The final clash between Glass and his chief enemy (Tom Hardy, who’s superb) is a standard action-movie grapple, and somehow banal. But on balance, The Revenant is potent stuff, and vividly acted by DiCaprio, Hardy and Will Poulter as the young Jim Bridger.

I couldn’t help but notice, however, that Inarittu’s previous film, the rhapsodically received Birdman, was about a movie star prepared to end his own life because his acting career wasn’t going quite as well as he’d hoped. This time Inarittu gives us a hero who literally crawls out of his own grave, eats raw meat and cauterizes his own wounds with gunpowder just to keep breathing. It’s kind of hard to pin down Inarittu’s philosophy.

Still in theaters, and unlikely to be among next year’s Oscar nominees:

Norm of the North—The title character is not your average polar bear. He’s able to talk to humans, for one thing, and he’s squeamish about hunting and eating seals—though the movie never makes clear what he has been eating up to this point.

When a greedy New York developer plans to build luxury homes in the Arctic, Norm and three lemming pals—who are in no way imitative of the Minions, of course—travel to the Big Apple to find a way to put a stop to it. He becomes a media star shilling for the developer’s project, just waiting for his popularity to peak so that he can use it to turn public opinion against the ridiculous project.

This animated kidflick has its heart in the right place, and it’s hard to completely dislike a movie that mocks eco-tourism and gratuitous development of environments that should remain pristine. But Norm of the North falls flat. It has a flicker of wit here and there, but overall, it just isn’t funny.

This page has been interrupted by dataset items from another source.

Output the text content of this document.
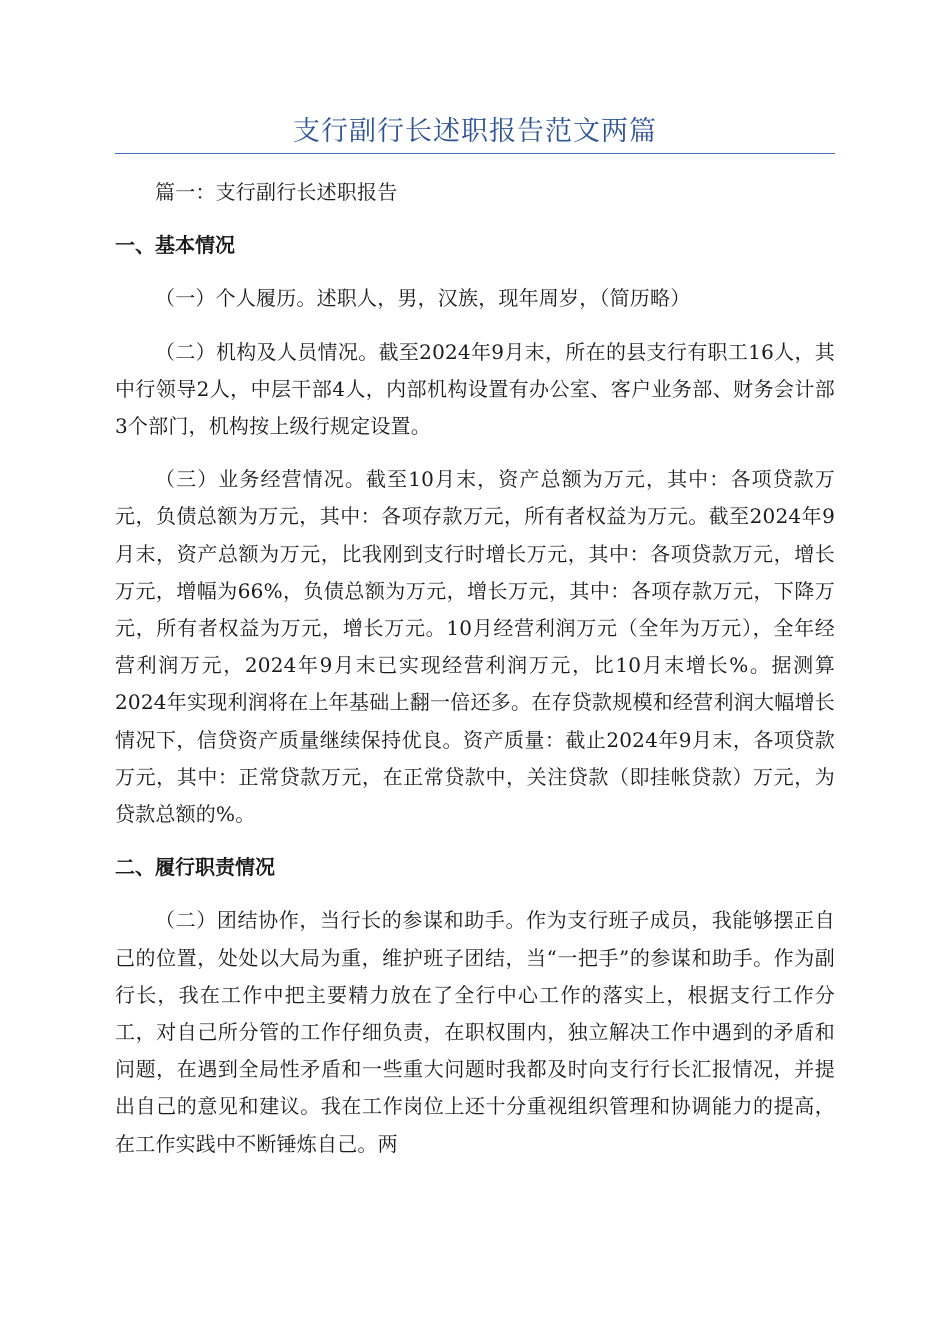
支行副行长述职报告范文两篇

篇一：支行副行长述职报告

一、基本情况

（一）个人履历。述职人，男，汉族，现年周岁，（简历略）

（二）机构及人员情况。截至2024年9月末，所在的县支行有职工16人，其中行领导2人，中层干部4人，内部机构设置有办公室、客户业务部、财务会计部3个部门，机构按上级行规定设置。

（三）业务经营情况。截至10月末，资产总额为万元，其中：各项贷款万元，负债总额为万元，其中：各项存款万元，所有者权益为万元。截至2024年9月末，资产总额为万元，比我刚到支行时增长万元，其中：各项贷款万元，增长万元，增幅为66%，负债总额为万元，增长万元，其中：各项存款万元，下降万元，所有者权益为万元，增长万元。10月经营利润万元（全年为万元），全年经营利润万元，2024年9月末已实现经营利润万元，比10月末增长%。据测算2024年实现利润将在上年基础上翻一倍还多。在存贷款规模和经营利润大幅增长情况下，信贷资产质量继续保持优良。资产质量：截止2024年9月末，各项贷款万元，其中：正常贷款万元，在正常贷款中，关注贷款（即挂帐贷款）万元，为贷款总额的%。

二、履行职责情况

（二）团结协作，当行长的参谋和助手。作为支行班子成员，我能够摆正自己的位置，处处以大局为重，维护班子团结，当“一把手”的参谋和助手。作为副行长，我在工作中把主要精力放在了全行中心工作的落实上，根据支行工作分工，对自己所分管的工作仔细负责，在职权围内，独立解决工作中遇到的矛盾和问题，在遇到全局性矛盾和一些重大问题时我都及时向支行行长汇报情况，并提出自己的意见和建议。我在工作岗位上还十分重视组织管理和协调能力的提高，在工作实践中不断锤炼自己。两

Rob Schneider provides Norm’s voice, and there’s nothing very wrong with his work that a few decent jokes couldn’t cure. The cast also includes such talent as Bill Nighy as a Freudian seagull, Ken Jeong as the villain, Colm Meany as the grandfather and even Salome Jens as a nasty councilwoman. This movie does not, I’m glad to say, represent the finest hour for any of them.